Friday, June 17, 2016

Rapid transit proposal puts Winnipeg Railway Museum and Gateway Western in jeopardy


By Paul Ullrich,
WMRC Social Media Executive

Winnipeg city council is in the throes of rapid transit fever, and the Winnipeg Railway Museum and the Gateway Western Railway might be their victims.

According to an article written by Bartley Kives, posted on the CBC Online News Digest on June 10, Winnipeg Transit has an agreement in place with CN Rail that will allow the city make use of tracks One and Two, where the museum is currently located. Winnipeg Transit engineer David Patman is quoted as stating that the museum would be relocated to somewhere else in the station or in the Forks. 

The most difficult task any non-profit model railroad or rail fan organization has to deal with is a location, and the more stuff you have, the harder it is to find a place. And the Winnipeg Railway Museum has the most stuff of all. However, this is not going to happen overnight. A study will be made of this proposal, which is expected to be completed in 2018.

We just lost the Selkirk Model Railroad Association because the new owners of the building they were occupying raised their rent so high that they couldn't afford to stay there anymore.

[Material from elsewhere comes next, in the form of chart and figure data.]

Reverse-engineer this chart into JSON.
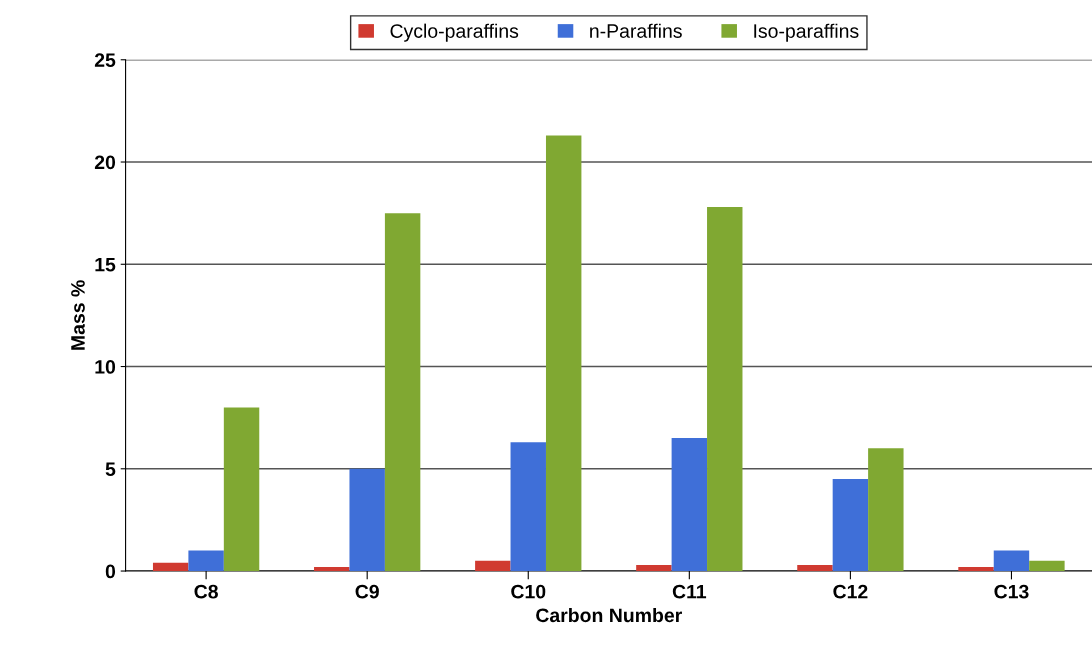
{
  "chart_data": {
    "type": "bar",
    "xlabel": "Carbon Number",
    "ylabel": "Mass %",
    "categories": [
      "C8",
      "C9",
      "C10",
      "C11",
      "C12",
      "C13"
    ],
    "series": [
      {
        "name": "Cyclo-paraffins",
        "color": "#d03a30",
        "values": [
          0.4,
          0.2,
          0.5,
          0.3,
          0.3,
          0.2
        ]
      },
      {
        "name": "n-Paraffins",
        "color": "#3f6fd8",
        "values": [
          1.0,
          5.0,
          6.3,
          6.5,
          4.5,
          1.0
        ]
      },
      {
        "name": "Iso-paraffins",
        "color": "#80a832",
        "values": [
          8.0,
          17.5,
          21.3,
          17.8,
          6.0,
          0.5
        ]
      }
    ],
    "ylim": [
      0,
      25
    ],
    "yticks": [
      0,
      5,
      10,
      15,
      20,
      25
    ],
    "grid": "y",
    "legend": "top"
  }
}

The Winnipeg Railway Museum was originally the Midwest Rail Society, and they were the caretakers of the Countess of Dufferin, and other pieces of equipment that you now see in the museum. The main goal of the society was to establish a museum for this equipment, and they succeeded in finding a home at Union Station.

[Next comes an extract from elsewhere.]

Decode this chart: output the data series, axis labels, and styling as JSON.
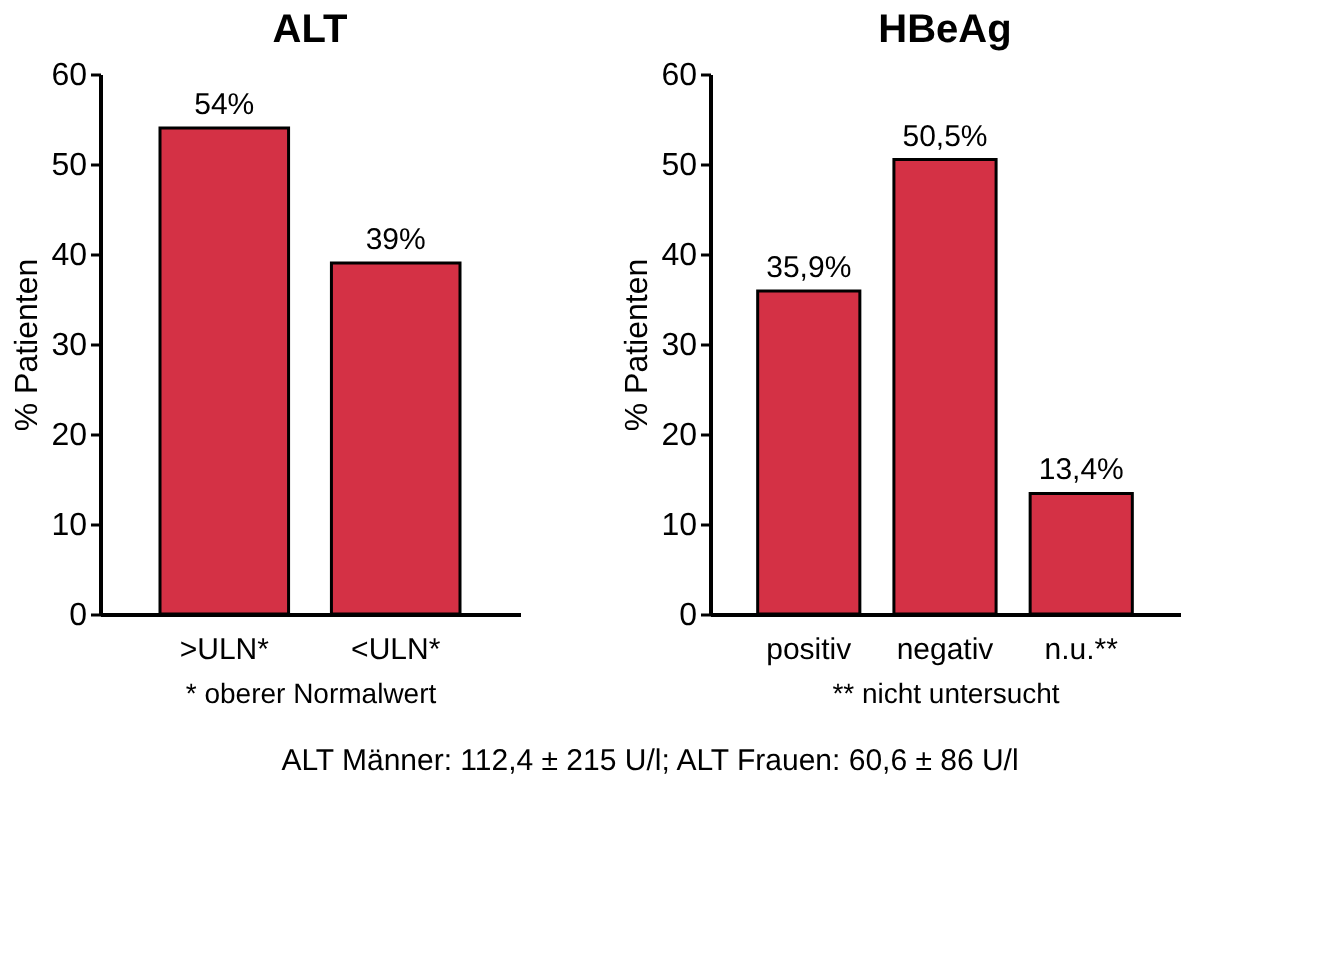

But they're there only by the good graces of Via Rail, and that may end soon. Relocation plans sound vague, at the very least. That's a lot of equipment to move! Who's going pay for it? Where is it all going to go? And what about the Gateway Western, which is housed in its own structure inside the museum itself?

This week, Winnipeggers watched in shock as the money grubbing Ganeffs at Manitoba Hydro more than quadrupled the price of a parcel of land they owned that was earmarked for a rapid transit corridor. Winnipeggers then watched in horror as city council caved into Hydro's demands and paid that grossly inflated price with hardly a protest.

Union Station is certainly under utilized. Only Via Rail's Canadian and the Churchill train operate out of the station. The museum, which is now housed in an unheated stall on tracks one and two, would certainly benefit from a new location. If there's enough taxpayer money around to pay a publicly owned utility an outrageous price for land, there certainly should be enough left over to assist the Winnipeg Railway Museum when they're forced to move.